ADHD stands for attention deficit hyperactivity disorder. It is a neurodevelopmental disorder that affects mostly school-age children; between 6 and 11 years old, making it difficult for the child to succeed at school or socially and it continues into adulthood if not caught on time.
Pediatrics of Sugar Land specialists receive thousands of inquiries and questions each year about ADHD; here are some of the most frequently asked questions
Why Early Diagnosis is Important in ADHD
What causes ADHD?
The specific cause is unknown; however, it is clear that genetics, environment, and developmental problems with the central nervous system during pregnancy play a principal role in the genesis of ADHD.
How Do I Know If My Child Has ADHD?
Previously called attention deficit disorder (ADD), ADHD is defined by a lack of attention (inattention), hyperactivity, and impulsivity. ADHD makes it difficult for a child to work daily, especially in more than two situations, at school or home.
Children with ADHD may not finish their daily activities, may find it impossible to focus on a single task, may find it hard to stay in line, or may have small triggers that lead to aggressive responses easily.

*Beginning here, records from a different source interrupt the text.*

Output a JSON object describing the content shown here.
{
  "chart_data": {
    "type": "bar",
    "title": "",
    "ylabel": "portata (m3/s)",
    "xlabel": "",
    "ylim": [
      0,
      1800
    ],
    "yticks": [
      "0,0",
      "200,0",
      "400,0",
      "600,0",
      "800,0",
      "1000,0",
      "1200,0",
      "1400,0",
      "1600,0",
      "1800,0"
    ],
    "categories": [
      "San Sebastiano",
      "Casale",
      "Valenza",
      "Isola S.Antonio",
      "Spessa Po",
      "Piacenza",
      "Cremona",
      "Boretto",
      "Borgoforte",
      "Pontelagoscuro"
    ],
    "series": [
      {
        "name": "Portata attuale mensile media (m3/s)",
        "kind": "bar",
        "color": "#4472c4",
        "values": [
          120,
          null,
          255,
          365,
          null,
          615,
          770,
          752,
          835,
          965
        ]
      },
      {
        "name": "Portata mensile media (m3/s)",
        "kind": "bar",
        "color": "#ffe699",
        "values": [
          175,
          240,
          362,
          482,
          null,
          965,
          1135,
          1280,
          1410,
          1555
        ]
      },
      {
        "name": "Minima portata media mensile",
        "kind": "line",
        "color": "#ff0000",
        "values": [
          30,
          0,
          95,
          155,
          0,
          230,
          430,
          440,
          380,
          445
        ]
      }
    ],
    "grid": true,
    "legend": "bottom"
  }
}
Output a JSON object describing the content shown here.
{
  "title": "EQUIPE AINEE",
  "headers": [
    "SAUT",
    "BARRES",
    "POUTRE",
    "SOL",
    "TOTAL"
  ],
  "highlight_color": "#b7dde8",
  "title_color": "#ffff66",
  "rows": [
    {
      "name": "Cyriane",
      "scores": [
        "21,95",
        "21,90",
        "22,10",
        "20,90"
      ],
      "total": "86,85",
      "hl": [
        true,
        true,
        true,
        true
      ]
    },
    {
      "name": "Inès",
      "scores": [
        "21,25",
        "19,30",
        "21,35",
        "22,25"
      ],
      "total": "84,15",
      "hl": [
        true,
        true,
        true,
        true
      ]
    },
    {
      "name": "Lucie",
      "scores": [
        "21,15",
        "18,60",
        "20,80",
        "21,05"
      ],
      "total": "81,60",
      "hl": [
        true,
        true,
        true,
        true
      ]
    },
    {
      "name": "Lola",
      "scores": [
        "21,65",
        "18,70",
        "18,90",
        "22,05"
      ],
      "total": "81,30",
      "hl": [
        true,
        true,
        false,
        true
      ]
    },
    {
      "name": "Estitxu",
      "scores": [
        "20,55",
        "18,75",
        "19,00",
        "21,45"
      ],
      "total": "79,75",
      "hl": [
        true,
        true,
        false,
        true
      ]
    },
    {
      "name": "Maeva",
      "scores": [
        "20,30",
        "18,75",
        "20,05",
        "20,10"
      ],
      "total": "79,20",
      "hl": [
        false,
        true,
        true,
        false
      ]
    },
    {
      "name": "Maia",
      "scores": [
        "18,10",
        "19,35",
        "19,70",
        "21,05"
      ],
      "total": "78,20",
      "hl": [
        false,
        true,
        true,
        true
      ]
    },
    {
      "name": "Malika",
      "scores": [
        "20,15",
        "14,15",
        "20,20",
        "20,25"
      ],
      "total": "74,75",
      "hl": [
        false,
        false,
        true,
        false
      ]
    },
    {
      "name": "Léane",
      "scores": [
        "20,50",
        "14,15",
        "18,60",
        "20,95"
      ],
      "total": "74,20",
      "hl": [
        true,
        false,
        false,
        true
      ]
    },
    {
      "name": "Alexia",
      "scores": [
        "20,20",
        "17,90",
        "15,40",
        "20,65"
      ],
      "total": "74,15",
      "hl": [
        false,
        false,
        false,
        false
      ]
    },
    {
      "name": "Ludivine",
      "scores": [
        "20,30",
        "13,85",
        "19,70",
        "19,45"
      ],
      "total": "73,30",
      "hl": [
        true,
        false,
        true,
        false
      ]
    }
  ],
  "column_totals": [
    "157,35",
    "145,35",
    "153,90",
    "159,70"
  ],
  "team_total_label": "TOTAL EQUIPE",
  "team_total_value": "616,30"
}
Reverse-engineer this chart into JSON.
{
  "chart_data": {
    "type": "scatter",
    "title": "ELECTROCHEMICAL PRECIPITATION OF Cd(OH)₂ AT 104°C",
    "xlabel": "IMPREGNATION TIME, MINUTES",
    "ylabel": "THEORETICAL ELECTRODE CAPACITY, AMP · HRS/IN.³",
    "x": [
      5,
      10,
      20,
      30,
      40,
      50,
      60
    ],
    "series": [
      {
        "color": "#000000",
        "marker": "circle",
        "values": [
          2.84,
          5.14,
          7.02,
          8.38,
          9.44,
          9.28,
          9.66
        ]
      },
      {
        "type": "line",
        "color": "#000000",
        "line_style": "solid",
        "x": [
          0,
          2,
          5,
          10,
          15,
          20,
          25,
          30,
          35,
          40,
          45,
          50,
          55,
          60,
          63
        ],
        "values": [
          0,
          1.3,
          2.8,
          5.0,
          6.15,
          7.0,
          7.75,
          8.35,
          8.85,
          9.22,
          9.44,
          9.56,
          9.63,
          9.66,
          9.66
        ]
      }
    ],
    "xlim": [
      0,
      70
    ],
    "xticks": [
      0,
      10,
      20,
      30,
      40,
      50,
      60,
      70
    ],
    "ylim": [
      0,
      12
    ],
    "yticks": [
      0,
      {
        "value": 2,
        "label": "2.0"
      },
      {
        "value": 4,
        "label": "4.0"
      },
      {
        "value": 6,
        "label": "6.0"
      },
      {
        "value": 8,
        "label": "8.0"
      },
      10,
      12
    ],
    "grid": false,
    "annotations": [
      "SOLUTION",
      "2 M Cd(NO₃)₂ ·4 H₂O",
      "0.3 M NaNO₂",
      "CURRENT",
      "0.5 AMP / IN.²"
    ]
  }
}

This impulsivity often shows up in class when their teachers order to be quiet or to stay at the table. It is usual for toddlers to be distracted, restless, and impulsive from time to time, but as they grow up, they must develop self-control, and this is when we notice differences.
How Is ADHD Diagnosed?
If you think your child has ADHD, please call our contact number to schedule an appointment with our team of specialists at Pediatrics of Sugar Land.
There is no single test or specific method to make the diagnosis since each child is different in his or her way. Progressive and rigorous evaluation of the child, family members, and environments is necessary to find the disorder.
Be aware that parents need to be involved throughout this process. Family support is critical.
How Is ADHD Treated?
There is no single treatment; instead, the optimal way to deal with ADHD is through multiple methods; medication, psychological therapy, support, and training of parents and teachers. If you are wondering if the drugs are addictive, the answer is no, if taken according to medical criteria and recommended doses.
The mix of these three elements is the key to success in the treatment of ADHD; consult with our ADHD/ADD experts for immediate, personalized attention.
If it is untreated, children with ADHD can have professional, emotional, and relationship consequences in adulthood that can lead to a failed love life, or people without solid jobs. Know that this is not an illness but a disorder, which improves greatly with proper treatment.